To wygląda na prawdziwą klątwę, bo w każdym z tych trzech przypadków „11” marnowały gwiazdy, które przyzwyczaiły kibiców do niezawodnie wykorzystywanych karnych. I co ciekawe, wszyscy trzej zawiedli kibiców, oddając bardzo podobne strzały – w prawo, na dogodnej wysokości dla bramkarzy, którzy wyczuli intencje uderzających Polaków. Fatalną serię zmarnowanych na mundialach karnych zaczął legendarny Deyna, którego strzał obronił Ubaldo Fillol. Skończyło się porażką 0:2 z Argentyną, późniejszym mistrzem świata.
Mniej bolesną wpadkę zaliczył na mundialu w Korei Maciej Żurawski. W Wiśle Kraków wykorzystywał rzuty karne bardzo pewnie, ale jego strzał w meczu ze Stanami Zjednoczonymi w MŚ 2002 zatrzymał Brad Friedel. Jednak nie dość, że Polska nie miała już wtedy szans na wyjście z grupy, to jeszcze i tak pokonała USA 3:1. Poniżej wideo z niewykorzystanym rzutem karnym Macieja Żurawskiego.

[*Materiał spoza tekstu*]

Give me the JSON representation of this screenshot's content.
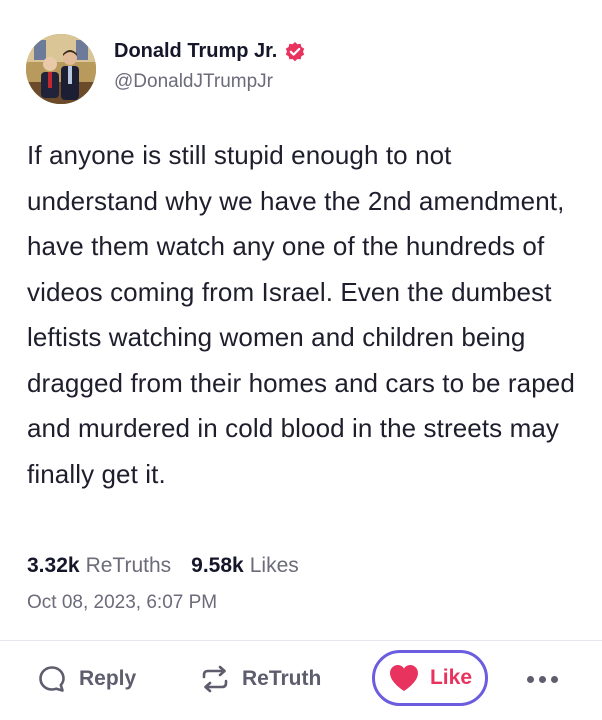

Jak kosztowny dla nas okaże się karny zmarnowany przez Roberta Lewandowskiego? To się dopiero okaże. – Z trenerem bramkarzy pracowaliśmy przez dwa tygodnie, a może nawet i z miesiąc, żeby rozpracować rzuty karne Roberta Lewandowskiego – zdradził po meczu z Polską Guillermo Ochoa, bramkarz reprezentacji Meksyku. – To wcale nie było łatwe, bo nawet oglądając te filmy, jak Lewandowski wykonuje rzuty karne, nigdy się nie wie, w którą stronę strzeli. Tym razem jednak go wyczułem – dodał.